Setting

Along with characters and plot, setting is one of the three main elements of a story. Setting is the place and time of a story, but it is also more. In a different setting, the characters would be different people with different personalities, beliefs, and lifestyles. Scout would not be the same Scout we see in To Kill a Mockingbird if she were born and raised in New York City, or San Francisco, or Salt Lake City. The town and house where she is growing up in Maycomb, Alabama, have shaped and formed her into the person she is just as much as Atticus and Calpurnia have.

How is this true? Several things in a setting contribute to how a story and characters take form, including weather, location, economy, and history.

Weather determines what kinds of plants grow and how people spend their winters and summers, their days and nights. People are likely to have a different attitude about a climate with frequent, heavy rainfalls than they do concerning one with long, hot, dry summers and cold, bleak winters. They wear different clothing, eat different foods, and spend their leisure time doing different things.

Life in a small town in Alabama in the 1930s was very different from life in a large eastern city of the present day. Streets were narrow and often made of dirt where children played ball and an occasional car chugged by; today, wide boulevards are filled with blaring taxis and lined with shops. In the small town of the book, neighbors knew each other’s deep, dark secrets. They were not strangers living side by side, one in millions of city dwellers.

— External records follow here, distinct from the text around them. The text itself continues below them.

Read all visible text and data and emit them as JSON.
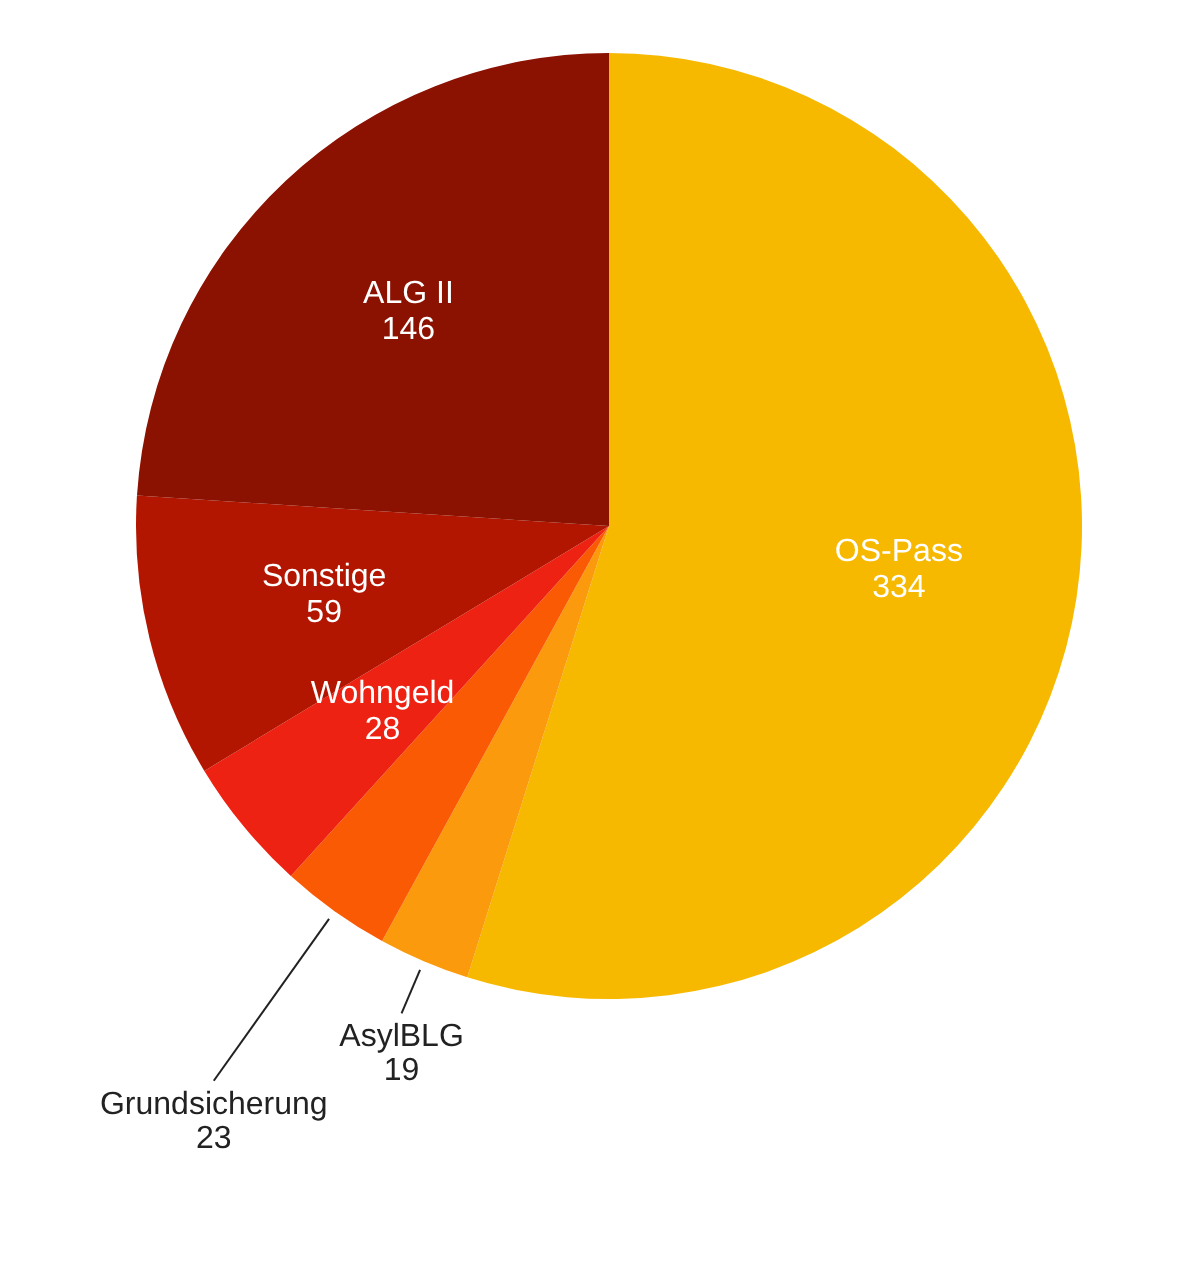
{
  "chart_data": {
    "type": "pie",
    "categories": [
      "OS-Pass",
      "AsylBLG",
      "Grundsicherung",
      "Wohngeld",
      "Sonstige",
      "ALG II"
    ],
    "values": [
      334,
      19,
      23,
      28,
      59,
      146
    ],
    "colors": [
      "#f6b900",
      "#fa9a0c",
      "#fb5a05",
      "#ee2213",
      "#b31600",
      "#8b1100"
    ],
    "data_labels": true,
    "legend": false
  }
}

People in a rural, small-town economy think differently about what material goods are important. In l930s Maycomb, most people cared most about having enough to eat and a protective home. Much of what they ate they grew themselves or traded with others. They had no need for supermarkets or shopping malls. In fact, none existed. They also shared a history. Unlike a large city where people come together from somewhere else with different backgrounds, languages, and ideas about what is important in life, the people of Maycomb shared most of those things in common.